The first step in protecting your family or employees from this cancer-causing gas is to have your home or property's radon level measured. Comfort Systems USA employs certified Radon Measurement Specialists, licensed by National Radon Defense. We use a Continuous Radon Monitor test, the most accurate and short-term radon test available. This test typically provides a precise radon level reading in about 48 hours.

 Radon Measurement Specialists go through extensive training, certification, and continuing education with the EPA in order to provide the most up-to-date, accurate results to our customers. If you are selling or buying a home, using a licensed Radon Measurement Specialists to perform the test is typically required.

Radon Mitigation

The Environmental Protection Agency (EPA) has established recommended concentration levels that minimize exposure and health risks. The EPA recommends that home or property owners implement a mitigation system if the results of one long-term test or the average of two short-term tests show radon levels of 4 pCi/L (or 0.02 WL) or higher.
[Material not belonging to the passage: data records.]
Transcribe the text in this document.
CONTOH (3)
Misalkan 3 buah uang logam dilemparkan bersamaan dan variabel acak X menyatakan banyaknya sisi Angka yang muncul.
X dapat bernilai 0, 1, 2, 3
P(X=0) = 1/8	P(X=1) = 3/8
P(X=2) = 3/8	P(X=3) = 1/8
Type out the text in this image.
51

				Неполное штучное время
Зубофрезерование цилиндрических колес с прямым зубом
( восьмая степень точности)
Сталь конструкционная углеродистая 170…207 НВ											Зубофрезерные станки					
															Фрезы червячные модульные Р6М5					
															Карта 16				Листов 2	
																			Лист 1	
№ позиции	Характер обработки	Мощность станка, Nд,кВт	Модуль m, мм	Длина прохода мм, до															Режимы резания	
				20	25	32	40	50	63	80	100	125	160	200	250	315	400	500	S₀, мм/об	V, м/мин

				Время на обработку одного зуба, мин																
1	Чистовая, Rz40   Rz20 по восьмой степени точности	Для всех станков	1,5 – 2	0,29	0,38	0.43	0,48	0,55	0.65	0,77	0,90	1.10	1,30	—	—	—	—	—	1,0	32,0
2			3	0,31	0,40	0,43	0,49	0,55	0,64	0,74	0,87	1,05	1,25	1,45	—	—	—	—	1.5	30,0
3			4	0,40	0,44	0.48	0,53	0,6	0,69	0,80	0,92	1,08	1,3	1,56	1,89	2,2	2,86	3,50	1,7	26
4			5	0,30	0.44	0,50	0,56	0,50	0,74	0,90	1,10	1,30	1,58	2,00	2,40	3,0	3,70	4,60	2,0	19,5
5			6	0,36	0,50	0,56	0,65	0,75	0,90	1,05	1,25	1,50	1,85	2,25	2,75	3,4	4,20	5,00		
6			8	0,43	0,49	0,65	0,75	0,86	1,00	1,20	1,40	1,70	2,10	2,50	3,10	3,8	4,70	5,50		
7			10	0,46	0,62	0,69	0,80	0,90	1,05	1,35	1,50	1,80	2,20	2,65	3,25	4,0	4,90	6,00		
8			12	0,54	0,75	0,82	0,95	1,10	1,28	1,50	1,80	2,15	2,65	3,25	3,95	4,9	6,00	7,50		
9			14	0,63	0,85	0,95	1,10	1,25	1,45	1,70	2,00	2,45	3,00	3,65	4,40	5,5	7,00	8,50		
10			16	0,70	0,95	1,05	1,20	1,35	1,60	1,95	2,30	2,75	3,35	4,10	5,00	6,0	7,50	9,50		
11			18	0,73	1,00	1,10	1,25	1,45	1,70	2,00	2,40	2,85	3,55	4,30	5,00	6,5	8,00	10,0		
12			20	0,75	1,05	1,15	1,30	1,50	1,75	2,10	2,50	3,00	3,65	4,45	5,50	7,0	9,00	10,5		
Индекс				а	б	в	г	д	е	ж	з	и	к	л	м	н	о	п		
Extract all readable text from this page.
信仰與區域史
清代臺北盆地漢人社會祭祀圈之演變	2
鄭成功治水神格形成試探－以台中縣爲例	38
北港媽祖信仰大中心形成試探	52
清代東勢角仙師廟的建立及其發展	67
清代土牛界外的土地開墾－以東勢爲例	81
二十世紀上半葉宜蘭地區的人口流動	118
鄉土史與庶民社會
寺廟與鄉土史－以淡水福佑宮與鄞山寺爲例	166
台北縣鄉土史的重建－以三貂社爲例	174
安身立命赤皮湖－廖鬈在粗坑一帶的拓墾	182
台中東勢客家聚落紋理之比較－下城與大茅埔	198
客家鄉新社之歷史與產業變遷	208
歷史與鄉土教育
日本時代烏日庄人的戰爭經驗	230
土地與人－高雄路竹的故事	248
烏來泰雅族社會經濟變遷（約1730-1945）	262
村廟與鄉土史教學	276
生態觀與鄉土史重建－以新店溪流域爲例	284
Don't worry if your radon test reveals a high concentration of radon gas in your interior air. No matter how high your radon levels are, you can be confident that an experienced Radon Mitigation Specialist will be able to reduce radon levels effectively and affordably. In fact, most home radon reduction systems can be installed in less than 1 day.

There are several methods or systems available from preventing radon gas from entering the home while and reducing radon levels after it has entered the building. The EPA generally recommends methods that prevent radon from entering, such as soil suction, that draws the radon from below the basement or crawl space floor pushes it out into the outside air. Other radon reduction techniques that can be used in any type of house include: sealing, house/room pressurization, heat recovery ventilation, and natural ventilation.